4. Bushbloks: These things are just neat. And they help save cheetahs, an endangered species. Increased cattle farming and fire suppression policies have caused dense thorn bushes to displace grass cover in the Namibian savannah, the cheetah’s habitat. To help save the animals, the Cheetah Conservation Fund supports the harvest of invasive bush, converts it into woodchips and, via a high pressure extrusion process, converts it into logs. The logs, called Bushbloks, are sold locally as fuel for generators and are exported to the United Kingdom.

A fan of unique biomass energy sources (Source: Carine06, Flickr)

3. Panda feces: This blog is written from China after all. As such, it wouldn’t be proper to compose such a list without mentioning this nation’s contribution to unique biomass sources. In this case feces, and from China’s symbolic animal: the panda. It turns out the droppings of these animals contain a mix of bacteria capable of breaking down the tough lignocellulose found switch grass, corn stalks and wood chips necessary to convert plant material into energy.
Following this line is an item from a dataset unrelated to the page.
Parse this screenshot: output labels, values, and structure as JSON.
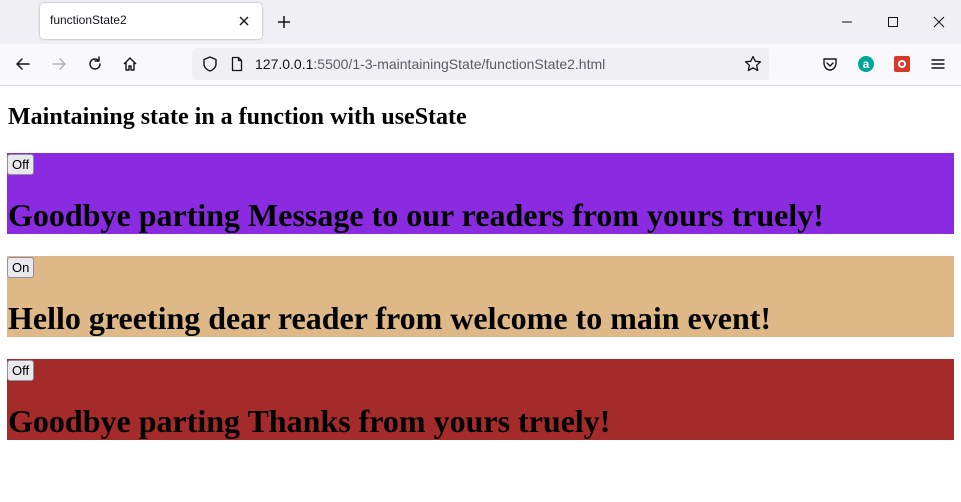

Adult pandas eat 10 to 20 kilograms of bamboo daily, with the bacteria in their digestive systems 95 percent effective in energy conversion—on par with termites and cattle. At any rate, panda poop certainly has the potential to make a stink in the biomass industry.

2. Bras: In a previous generation bras were burned by women as a symbol of defiance. Now they are being burned to produce energy. In Japan, two companies have so far collected nearly 380,000 bras, converting them into 32 metric tons of refuse paper and plastic fuel. The waste material is used to power industrial boilers and generators, reportedly at a combustion efficiency rate comparable to coal but at a fraction of the cost.  Bras it seems are providing ample support to Japanese energy production.
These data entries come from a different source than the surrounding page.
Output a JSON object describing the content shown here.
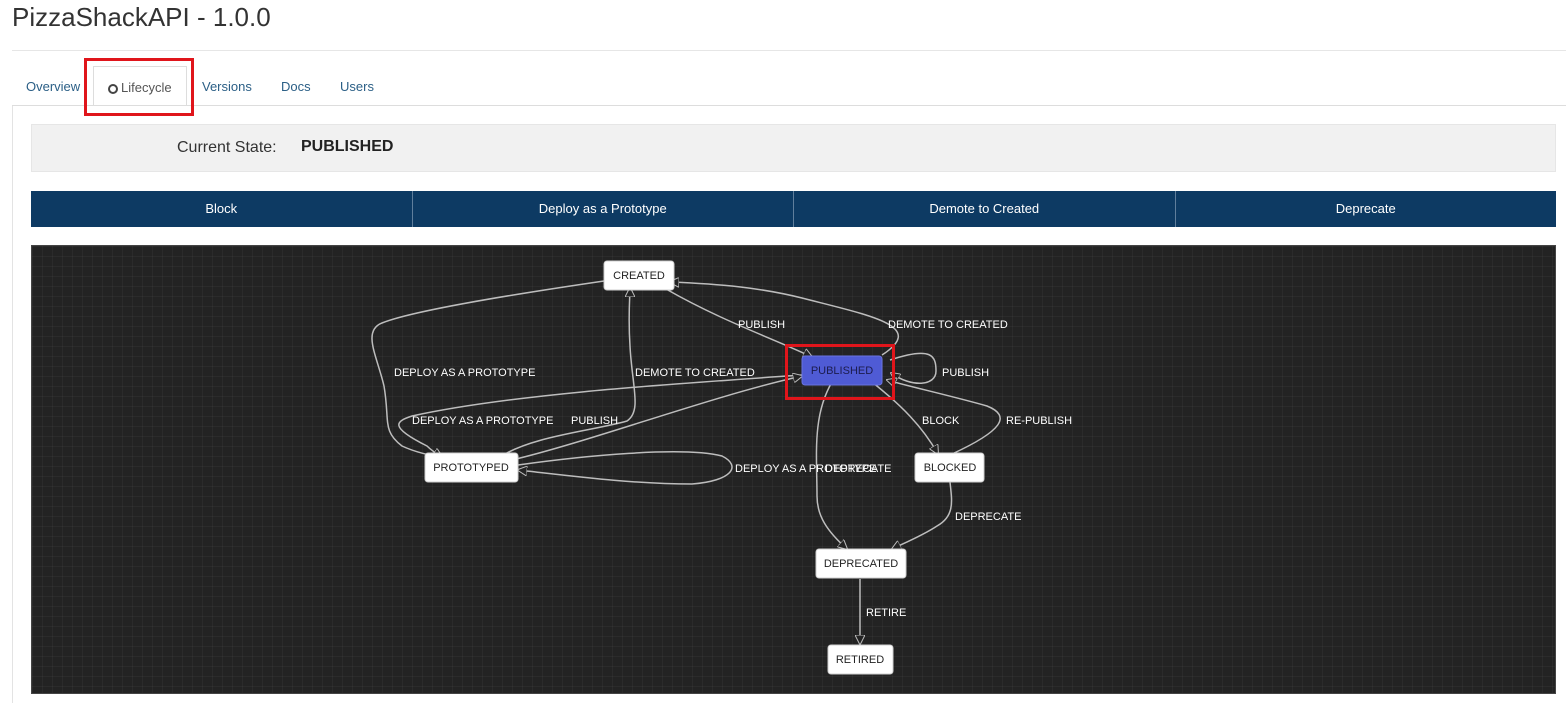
{
  "page": {
    "title": "PizzaShackAPI - 1.0.0"
  },
  "tabs": [
    {
      "label": "Overview"
    },
    {
      "label": "Lifecycle",
      "icon": "lifecycle-icon",
      "active": true
    },
    {
      "label": "Versions"
    },
    {
      "label": "Docs"
    },
    {
      "label": "Users"
    }
  ],
  "state": {
    "label": "Current State:",
    "value": "PUBLISHED"
  },
  "actions": [
    {
      "label": "Block"
    },
    {
      "label": "Deploy as a Prototype"
    },
    {
      "label": "Demote to Created"
    },
    {
      "label": "Deprecate"
    }
  ],
  "diagram": {
    "nodes": {
      "created": "CREATED",
      "published": "PUBLISHED",
      "prototyped": "PROTOTYPED",
      "blocked": "BLOCKED",
      "deprecated": "DEPRECATED",
      "retired": "RETIRED"
    },
    "edge_labels": {
      "publish_top": "PUBLISH",
      "demote_top": "DEMOTE TO CREATED",
      "deploy_left": "DEPLOY AS A PROTOTYPE",
      "demote_mid": "DEMOTE TO CREATED",
      "publish_self": "PUBLISH",
      "deploy_mid": "DEPLOY AS A PROTOTYPE",
      "publish_mid": "PUBLISH",
      "block": "BLOCK",
      "republish": "RE-PUBLISH",
      "deploy_self": "DEPLOY AS A PROTOTYPE",
      "deprecate_pub": "DEPRECATE",
      "deprecate_blk": "DEPRECATE",
      "retire": "RETIRE"
    },
    "current_color": "#4f5bd5"
  },
  "colors": {
    "action_bar": "#0d3a63",
    "highlight": "#e0151b",
    "link": "#2b5f86"
  }
}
1. Coffee: There is only one thing that could possibly be better than bras and that’s coffee. This benefactor to human energy is truly indispensable to the productivity of mankind—for more reasons than one. Coffee, in addition to invigorating man’s minds and limbs, is now able to power machines as a biomass energy source. Waste coffee grounds from beverage manufacturers in the United States and Japan have been used to produce thermal energy. For every kilogram of coffee beans, as much as three-fourths may be discarded as waste which is then available as a source of fuel. Could coffee be the eighth wonder of the world? If nothing else, it is certainly the number one most unique source of biomass energy.